Dr. Elisee Musemakweli, President of the Presbyterian Church of Rwanda (EPR); Pastor Bienvenu Musabyimana, Coordinator of EPR Church Growth Department; and Mr. Sophonie Rubyagiza, Coordinator of EPR Education Department were my gracious and attentive hosts during the five day visit. They arranged a program that included the EPR Center for Street Children, the Center for Training and Documentation, the Theological College in Butare, and congregational visits in five regions (presbyteries). I went north almost to the border of Uganda, south to just above Burundi, and west to Gitarama, the Presbytery partnered with Kiskimenitas Presbytery in Pennsylvania. I traveled on great highways and little byways with ruts clinging to the sides of the Rwanda hills where I could look down, down, down at the terraced fields of bananas, maize, cassava and sweet potatoes, and on trails that continued over makeshift bridges deeper and deeper into the countryside. Everywhere I went, I visited congregations like Ngeruku — growing congregations faithfully and creatively serving their members and communities but challenged by shoestring budgets. Developing income generating projects to support programs and personnel was a focus at both the congregational and presbytery levels.
I was surprised to learn two years ago the Rwandan government had decided Rwanda should switch from French to English as the national language. Apparently a decree when out and the populace was supposed to start speaking and teaching in English! Not much thought was given to a transition plan. Dr. Elisee asked for volunteers who could spend a year or two in Rwanda teaching English, and he asked for English language books for the libraries of the 12 EPR secondary schools.

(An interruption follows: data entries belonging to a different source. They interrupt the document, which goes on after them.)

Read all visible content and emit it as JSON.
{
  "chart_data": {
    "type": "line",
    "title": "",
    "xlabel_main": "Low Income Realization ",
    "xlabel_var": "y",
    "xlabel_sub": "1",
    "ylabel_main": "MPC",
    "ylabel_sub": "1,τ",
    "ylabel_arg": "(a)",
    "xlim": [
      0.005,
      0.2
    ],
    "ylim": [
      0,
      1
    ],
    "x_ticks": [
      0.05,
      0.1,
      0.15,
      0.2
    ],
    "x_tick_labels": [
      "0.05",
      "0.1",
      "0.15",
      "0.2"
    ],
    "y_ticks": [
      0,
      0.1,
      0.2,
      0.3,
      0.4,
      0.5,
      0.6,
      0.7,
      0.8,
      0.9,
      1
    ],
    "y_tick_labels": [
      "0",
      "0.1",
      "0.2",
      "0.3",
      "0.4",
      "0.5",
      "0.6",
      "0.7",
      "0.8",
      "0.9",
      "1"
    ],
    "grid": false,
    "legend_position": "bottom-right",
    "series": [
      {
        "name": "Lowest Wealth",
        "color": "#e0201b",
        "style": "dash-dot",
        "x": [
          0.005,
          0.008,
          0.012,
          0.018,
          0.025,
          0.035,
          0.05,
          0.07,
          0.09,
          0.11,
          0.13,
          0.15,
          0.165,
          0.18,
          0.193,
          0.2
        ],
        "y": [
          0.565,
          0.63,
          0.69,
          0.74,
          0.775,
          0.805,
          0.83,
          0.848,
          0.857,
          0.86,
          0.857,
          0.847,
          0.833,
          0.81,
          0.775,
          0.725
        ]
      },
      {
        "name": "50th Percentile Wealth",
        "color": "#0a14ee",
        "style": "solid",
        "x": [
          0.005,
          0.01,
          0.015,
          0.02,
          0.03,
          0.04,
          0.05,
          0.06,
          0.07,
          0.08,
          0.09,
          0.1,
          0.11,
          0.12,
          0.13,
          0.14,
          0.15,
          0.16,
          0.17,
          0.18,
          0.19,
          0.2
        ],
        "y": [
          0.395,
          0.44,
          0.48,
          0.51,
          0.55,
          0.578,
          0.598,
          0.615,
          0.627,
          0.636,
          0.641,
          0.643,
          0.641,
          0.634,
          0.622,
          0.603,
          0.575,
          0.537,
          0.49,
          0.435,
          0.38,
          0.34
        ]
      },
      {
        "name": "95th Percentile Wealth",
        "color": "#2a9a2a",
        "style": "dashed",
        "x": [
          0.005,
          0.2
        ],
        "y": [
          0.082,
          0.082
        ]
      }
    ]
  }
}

Please pray for the Presbyterian Church of Rwanda — for ways of moving past the horrors and bitterness of the genocide, for resources to empower congregations to start income generating projects, and for English language volunteers and books. Please pray for wisdom and discernment and energy for me as I continue on my journey of learning about PC(USA) partner churches and institutions in East Central Africa. Sometimes this position calls for hard decisions, and sometimes it calls for stretching physical limits, and always it seems to call for paperwork and effective communication.
Charles turned 17 on February 23. When his Aunt Jeanie measured him — a family birthday tradition — he had grown another inch and a half. He has registered for his senior year high school classes with the thought that he will pursue digital media design in college. During his spring break he will visit the University of Oklahoma to see the programs offered there. Please pray for him in this great time of transition and also for his Aunt Jeanie and Uncle David who are giving him great support and encouragement as well as discipline.
May God bless you all richly during this Lenten season.